Hier soir, le cabinet de guerre israélien a voté en faveur d’un coup dur contre le Hezbollah – mais Netanyahu s’y est opposé. Les États-Unis soupçonneraient « Israël » de provoquer le Hezbollah , dans l’espoir de les inciter à entrer en guerre contre le Liban.  

De toute évidence, la Maison Blanche a du mal à éviter le glissement vers une guerre régionale totale, alors que le front libanais et le front irakien s’échauffent : dimanche, les mouvements irakiens ont de nouveau tiré des missiles sur la base américaine de Shaddadi. 

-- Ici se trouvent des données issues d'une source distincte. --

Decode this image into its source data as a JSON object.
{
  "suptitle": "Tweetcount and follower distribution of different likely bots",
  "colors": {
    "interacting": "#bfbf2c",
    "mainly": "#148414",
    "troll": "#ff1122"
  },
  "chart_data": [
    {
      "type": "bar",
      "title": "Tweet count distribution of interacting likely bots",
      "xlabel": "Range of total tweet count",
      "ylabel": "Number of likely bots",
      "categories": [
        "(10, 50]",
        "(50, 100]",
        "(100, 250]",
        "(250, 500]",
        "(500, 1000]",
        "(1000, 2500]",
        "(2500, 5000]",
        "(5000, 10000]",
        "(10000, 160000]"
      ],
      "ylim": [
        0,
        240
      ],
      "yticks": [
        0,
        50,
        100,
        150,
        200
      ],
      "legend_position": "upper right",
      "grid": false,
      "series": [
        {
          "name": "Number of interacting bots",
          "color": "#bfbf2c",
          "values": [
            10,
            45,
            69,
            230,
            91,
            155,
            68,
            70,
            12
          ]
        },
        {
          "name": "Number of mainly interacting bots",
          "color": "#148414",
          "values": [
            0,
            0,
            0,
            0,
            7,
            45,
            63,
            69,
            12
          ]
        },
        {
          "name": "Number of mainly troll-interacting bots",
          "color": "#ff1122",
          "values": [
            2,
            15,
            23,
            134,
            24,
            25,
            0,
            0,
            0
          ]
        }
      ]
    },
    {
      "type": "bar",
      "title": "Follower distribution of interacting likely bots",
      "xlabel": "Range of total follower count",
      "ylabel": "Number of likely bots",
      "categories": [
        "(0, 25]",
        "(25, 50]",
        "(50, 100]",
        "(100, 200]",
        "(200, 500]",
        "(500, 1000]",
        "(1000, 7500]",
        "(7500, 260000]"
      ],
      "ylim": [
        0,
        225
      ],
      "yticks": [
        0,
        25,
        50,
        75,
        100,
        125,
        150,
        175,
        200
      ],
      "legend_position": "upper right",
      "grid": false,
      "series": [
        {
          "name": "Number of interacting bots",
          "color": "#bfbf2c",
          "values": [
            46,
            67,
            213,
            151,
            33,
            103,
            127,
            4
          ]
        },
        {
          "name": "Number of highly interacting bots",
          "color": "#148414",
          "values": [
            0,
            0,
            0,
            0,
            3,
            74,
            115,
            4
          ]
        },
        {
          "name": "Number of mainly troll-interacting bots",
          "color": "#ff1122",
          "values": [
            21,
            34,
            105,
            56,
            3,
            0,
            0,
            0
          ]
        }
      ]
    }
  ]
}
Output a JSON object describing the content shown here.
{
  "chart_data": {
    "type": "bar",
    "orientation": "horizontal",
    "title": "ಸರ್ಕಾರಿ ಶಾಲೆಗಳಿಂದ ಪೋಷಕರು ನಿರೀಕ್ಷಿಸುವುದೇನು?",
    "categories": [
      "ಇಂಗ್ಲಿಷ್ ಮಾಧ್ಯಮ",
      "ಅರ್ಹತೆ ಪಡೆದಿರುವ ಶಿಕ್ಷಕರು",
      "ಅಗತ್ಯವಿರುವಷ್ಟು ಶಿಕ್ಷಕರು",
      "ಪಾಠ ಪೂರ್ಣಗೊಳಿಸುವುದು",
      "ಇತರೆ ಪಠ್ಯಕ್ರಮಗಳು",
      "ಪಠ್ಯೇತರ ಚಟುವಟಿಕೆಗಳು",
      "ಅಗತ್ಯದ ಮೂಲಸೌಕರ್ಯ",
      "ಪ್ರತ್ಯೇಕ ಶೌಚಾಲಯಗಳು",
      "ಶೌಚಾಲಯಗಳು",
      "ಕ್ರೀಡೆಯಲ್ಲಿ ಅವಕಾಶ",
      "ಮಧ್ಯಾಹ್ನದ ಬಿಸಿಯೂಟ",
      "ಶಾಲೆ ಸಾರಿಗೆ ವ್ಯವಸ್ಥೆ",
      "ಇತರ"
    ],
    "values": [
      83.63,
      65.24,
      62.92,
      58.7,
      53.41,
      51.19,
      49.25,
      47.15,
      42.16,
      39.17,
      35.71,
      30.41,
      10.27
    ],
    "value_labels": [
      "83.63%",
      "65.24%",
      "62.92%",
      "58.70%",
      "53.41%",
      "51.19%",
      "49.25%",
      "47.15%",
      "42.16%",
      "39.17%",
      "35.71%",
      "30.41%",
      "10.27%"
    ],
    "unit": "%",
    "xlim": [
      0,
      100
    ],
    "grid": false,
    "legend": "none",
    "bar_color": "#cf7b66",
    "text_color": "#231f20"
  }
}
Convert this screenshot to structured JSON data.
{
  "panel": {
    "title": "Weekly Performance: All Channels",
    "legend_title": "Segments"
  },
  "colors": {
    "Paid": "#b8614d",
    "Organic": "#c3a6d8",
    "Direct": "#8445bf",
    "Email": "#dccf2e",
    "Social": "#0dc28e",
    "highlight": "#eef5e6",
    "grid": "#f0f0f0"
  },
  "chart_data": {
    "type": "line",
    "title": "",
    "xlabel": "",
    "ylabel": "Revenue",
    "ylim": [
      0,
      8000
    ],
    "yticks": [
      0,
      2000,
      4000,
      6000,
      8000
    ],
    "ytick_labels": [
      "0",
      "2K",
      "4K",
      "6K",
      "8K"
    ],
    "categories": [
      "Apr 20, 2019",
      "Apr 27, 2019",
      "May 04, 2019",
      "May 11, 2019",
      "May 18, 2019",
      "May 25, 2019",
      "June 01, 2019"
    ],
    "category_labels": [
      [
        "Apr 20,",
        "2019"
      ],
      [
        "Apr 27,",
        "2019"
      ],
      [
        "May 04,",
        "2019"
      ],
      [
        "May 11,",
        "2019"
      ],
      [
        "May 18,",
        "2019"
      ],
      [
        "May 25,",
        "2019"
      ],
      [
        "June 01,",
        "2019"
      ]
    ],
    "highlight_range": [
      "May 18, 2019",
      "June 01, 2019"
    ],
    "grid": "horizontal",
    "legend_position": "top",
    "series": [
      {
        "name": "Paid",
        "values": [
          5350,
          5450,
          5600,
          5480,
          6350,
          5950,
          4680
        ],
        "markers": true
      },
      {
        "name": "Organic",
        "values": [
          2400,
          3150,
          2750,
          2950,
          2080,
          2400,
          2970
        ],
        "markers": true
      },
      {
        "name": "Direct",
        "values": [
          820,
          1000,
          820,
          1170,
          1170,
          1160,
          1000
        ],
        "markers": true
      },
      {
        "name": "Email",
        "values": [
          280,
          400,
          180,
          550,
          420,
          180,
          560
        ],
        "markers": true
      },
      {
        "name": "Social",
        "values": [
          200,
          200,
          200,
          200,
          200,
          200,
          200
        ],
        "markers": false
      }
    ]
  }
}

« Israël » perçoit la crise actuelle comme étant à la fois un risque existentiel, mais aussi une « opportunité » – une opportunité d’établir « Israël » sur « ses terres bibliques » sur le long terme. Il n’y a aucun doute : c’est dans cette direction que le sentiment populaire israélien, de gauche comme de droite, se dirige vers une eschatologie sanglante.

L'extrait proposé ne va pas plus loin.